Kay takes to the assembly line and enjoys being productive. But she's also lonely - it was a long war. Her "leadman," a sort of foreman, is "Lucky" (Kurt Russell). He and she begin a friendship that culminates in one of those wartime affairs that happened very often and is realistically portrayed by Hawn who is torn between marital fidelity and loneliness (and, obviously, dealing with separation-enforced abstinence).
Lucky is a 4-F. That meant he was "physically, mentally or morally unfit" for military service. In his case - phew - it's a latent heart condition.
The affair goes through various stages, punctuated by Jack's surprise arrival on a forty-eight hour pass. Whatever suspecting his wife is having it on with Lucky may do to him, he's also both bemused and confused that as a "leadman," (she's been promoted) she earns more in a factory than he does serving in the Fleet. Harris's portrayal is of a man on the cusp of a social change he feels but can't really identify.
There are a lot of ups and downs in this story but Hawn and Lahti in particular deliver strongly emotional and convincing performances. This was long before women could rise to general officer or flag officer rank and assume major wartime responsibilities.
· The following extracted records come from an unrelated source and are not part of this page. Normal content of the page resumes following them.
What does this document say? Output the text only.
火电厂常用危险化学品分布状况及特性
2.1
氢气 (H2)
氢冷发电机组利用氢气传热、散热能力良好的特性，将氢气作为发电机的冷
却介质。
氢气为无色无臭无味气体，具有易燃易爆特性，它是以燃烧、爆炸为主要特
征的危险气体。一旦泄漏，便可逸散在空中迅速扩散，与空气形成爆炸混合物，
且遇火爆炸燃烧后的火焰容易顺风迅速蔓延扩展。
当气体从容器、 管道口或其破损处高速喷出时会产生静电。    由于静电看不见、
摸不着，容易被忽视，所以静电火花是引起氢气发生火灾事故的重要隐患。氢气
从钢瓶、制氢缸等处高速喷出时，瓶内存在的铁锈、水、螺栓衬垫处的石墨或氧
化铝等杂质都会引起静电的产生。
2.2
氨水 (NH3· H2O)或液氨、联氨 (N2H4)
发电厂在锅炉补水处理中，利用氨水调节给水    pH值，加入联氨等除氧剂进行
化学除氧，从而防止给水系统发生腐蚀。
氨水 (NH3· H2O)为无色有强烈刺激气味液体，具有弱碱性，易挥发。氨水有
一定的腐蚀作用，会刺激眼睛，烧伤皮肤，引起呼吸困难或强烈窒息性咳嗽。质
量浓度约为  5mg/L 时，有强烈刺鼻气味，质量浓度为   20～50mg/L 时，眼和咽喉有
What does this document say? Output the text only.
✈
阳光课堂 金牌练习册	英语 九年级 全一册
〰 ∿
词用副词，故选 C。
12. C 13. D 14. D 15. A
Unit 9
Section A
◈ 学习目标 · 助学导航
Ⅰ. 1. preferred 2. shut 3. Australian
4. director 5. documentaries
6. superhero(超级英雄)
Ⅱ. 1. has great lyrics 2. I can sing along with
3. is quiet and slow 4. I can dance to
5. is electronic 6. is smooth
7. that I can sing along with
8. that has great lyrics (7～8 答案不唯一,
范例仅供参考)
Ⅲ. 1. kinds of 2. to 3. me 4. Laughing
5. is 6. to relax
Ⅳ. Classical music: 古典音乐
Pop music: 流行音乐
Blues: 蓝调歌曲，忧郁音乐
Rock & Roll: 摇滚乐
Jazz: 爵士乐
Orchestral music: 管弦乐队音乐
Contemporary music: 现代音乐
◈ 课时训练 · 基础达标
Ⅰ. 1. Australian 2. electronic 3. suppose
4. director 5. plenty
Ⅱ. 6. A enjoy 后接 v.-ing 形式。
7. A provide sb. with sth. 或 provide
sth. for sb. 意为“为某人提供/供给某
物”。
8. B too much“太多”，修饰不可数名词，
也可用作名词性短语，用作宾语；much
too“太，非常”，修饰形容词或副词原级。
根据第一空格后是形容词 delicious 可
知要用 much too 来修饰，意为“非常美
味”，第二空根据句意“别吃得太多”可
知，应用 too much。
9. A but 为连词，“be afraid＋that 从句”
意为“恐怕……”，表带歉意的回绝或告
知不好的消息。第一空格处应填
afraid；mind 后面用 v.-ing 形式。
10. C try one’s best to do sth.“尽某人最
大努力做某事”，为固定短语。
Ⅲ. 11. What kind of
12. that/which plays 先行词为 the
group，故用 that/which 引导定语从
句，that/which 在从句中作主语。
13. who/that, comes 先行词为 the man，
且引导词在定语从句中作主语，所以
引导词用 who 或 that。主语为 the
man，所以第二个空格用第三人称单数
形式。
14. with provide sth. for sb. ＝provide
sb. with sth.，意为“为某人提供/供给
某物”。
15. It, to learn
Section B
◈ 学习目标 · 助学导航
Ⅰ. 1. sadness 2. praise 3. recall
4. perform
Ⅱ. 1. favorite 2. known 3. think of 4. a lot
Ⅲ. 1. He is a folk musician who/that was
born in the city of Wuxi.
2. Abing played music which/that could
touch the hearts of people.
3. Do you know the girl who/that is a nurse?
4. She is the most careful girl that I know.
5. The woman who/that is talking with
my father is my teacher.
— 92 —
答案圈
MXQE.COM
Hawn is Rosie the Riveter, the patriotic but largely uneducated and unskilled patriotic American female. There were tens of thousands of such women employed in every type of industrial work.
Obviously the absence of husbands and the surfeit of available albeit older or not totally fit men aided the initiation of extramarital affairs. But "Swing Shift" also subtly conveys the reality that the women who went to work were empowered by the global conflict. Despite an ending that affirms the women's promise and duty to relinquish employment to returning veterans (the promise was unnecessary since both law and custom insured their rapid dismissal), American women were fundamentally changed by the liberating reality of serving their country by working (often for the first time) and earning money. The political, economic and social reverberations would be felt for decades. "Swing Shift" is fine entertainment but it's also a chronicle of an important aspect of America's Home Front.
A fine movie. Available on DVD in a good transfer with no real special features.